Dengan
bangga saya sebutkan kalau Totoro
menjadi salah satu film (karya si master kartun Hayao Miyazaki)
favorit saya. Durasinya yang sangat bersahabat yakni tak lebih dari
90 menit sangat sempurna mengemas plot sederhana yang ditawarkan
menjadi sebuah suguhan magis pengubah suasana hati menjadi lebih
cerah ceria.
Sebagian
besar plot Hayao menampilkan sisi kepolosan bocah dan eksplorasi
lingkungan hayati dengan segala penghormatan terhadap kepercayaan. Di
Totoro pun
polanya masih demikian. Seorang ayah dan dua puterinya sedang
pindahan rumah. Tempat baru mereka berdiri tengah pedesaan nan asri,
dikelilingi pepohonan rimbun. Mereka hidup di antara masyarakat
petani-peternak alami, yang tentunya sangat bersahabat dan peduli
dengan alam.
Tiap
bingkai gambar di film ini begitu deskriptif. Seolah-olah kita
sebagai penonton bisa menghipnosis diri ikut menghirup murninya
oksigen di sana. Sebagai catatan, film ini masih bertenologi 2D
sederhana. Sebagai penikmat film yang sudah kerap menjajal teknologi
3D, saya cukup takjub dengan keindahan gambar film ini.
Mereka
bertiga menanti kesembuhan sang bunda yang sedang dirawat di rumah
sakit. Menyaksikan keakraban interaksi antara kakak-adik serta ayah
dalam keluarga kecil ini pasti akan membuat kita semua iri. Betapa
bahagia dan saling menyayanginya mereka bertiga. Tentu, ada
pengalaman fantasi yang dibubuhkan Hayao. Di film ini, kita akan
diajak menjelajah terusan semak belukar di bawah pohon raksasa yang
membawa kita pada pertemuan dengan satu tetangga baru bernama Totoro.
Ia
berbentuk segitiga tambun dipenuhi bulu lembut. Punya kumis jarang
ala kucing. Berekor bulat asal nyembul. Lucu dan menggemaskan sekali.

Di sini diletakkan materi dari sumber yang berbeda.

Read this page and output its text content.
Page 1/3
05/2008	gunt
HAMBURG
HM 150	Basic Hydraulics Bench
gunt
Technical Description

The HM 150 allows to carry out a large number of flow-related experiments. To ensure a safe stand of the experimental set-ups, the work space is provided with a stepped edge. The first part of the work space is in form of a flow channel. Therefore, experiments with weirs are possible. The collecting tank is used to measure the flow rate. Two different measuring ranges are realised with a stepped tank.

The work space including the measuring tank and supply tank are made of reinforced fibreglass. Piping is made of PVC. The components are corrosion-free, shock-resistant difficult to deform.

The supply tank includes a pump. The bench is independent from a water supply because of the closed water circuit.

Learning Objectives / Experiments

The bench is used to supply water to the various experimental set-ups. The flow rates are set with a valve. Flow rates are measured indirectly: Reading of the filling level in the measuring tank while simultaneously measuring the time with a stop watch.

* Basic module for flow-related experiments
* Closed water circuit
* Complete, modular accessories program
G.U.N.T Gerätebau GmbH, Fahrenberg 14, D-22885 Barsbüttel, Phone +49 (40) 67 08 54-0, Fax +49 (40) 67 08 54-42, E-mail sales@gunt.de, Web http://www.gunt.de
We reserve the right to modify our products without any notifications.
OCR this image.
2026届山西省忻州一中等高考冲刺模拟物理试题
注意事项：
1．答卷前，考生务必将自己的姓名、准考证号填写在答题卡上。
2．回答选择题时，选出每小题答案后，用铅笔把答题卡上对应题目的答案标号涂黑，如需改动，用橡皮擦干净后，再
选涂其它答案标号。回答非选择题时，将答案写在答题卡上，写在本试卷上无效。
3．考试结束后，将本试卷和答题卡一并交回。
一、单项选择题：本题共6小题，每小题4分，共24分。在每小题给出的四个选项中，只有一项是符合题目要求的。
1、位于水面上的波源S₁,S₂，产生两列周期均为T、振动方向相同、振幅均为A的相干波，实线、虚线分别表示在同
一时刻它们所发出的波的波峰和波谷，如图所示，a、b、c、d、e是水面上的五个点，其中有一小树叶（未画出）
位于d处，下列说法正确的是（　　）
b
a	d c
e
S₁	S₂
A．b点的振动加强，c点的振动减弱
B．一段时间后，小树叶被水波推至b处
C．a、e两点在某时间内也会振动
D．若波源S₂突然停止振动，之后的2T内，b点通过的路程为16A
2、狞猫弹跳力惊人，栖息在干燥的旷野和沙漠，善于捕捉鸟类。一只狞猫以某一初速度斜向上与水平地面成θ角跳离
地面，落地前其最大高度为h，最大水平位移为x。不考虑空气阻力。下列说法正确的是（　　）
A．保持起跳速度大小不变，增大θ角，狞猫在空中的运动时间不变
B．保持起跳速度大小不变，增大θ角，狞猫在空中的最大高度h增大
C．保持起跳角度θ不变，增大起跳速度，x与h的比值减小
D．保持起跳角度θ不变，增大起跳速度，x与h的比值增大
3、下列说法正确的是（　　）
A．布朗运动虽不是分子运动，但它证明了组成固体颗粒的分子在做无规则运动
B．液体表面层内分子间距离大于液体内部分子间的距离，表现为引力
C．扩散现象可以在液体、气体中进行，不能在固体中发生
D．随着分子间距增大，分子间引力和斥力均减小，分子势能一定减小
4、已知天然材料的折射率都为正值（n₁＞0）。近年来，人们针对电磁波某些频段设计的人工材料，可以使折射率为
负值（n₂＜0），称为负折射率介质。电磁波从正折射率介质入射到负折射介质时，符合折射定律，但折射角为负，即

Apalagi ketika ia menguap. Si bungsulah yang pertama menemukannya,
lalu dilanjutkan oleh si kakak. Sayangnya, si ayah tak pernah bisa
melihatnya. Mungkin, ini embarkasi yang sengaja dibangun Hayao.
Betapa polosnya anak-anak, sehingga mereka bisa melihat dan lebih
peka terhadap hal-hal baru yang bakalan hilang ditelan asas
rasionalitas pribadi dewasa.
Pengalaman
pertemanan si kakak-adik ini dengan Totoro menjadi porsi utama
pertengahan kedua film. Siapa coba yang tidak pengin punya tetangga
yang selucu boneka jumbo tapi imut dan baik hati seperti Totoro? Ada
banyak momen yang membuat saya ingin sekali ikut nyemplung ke dalam film.
Salah satunya yakni mencicipi bus kucing-kuning terbangnya yang
berukuran jumbo. Saya ingin sekali ikut duduk di atas sofa
empuk berbulu halus di dalamnya. Alamak!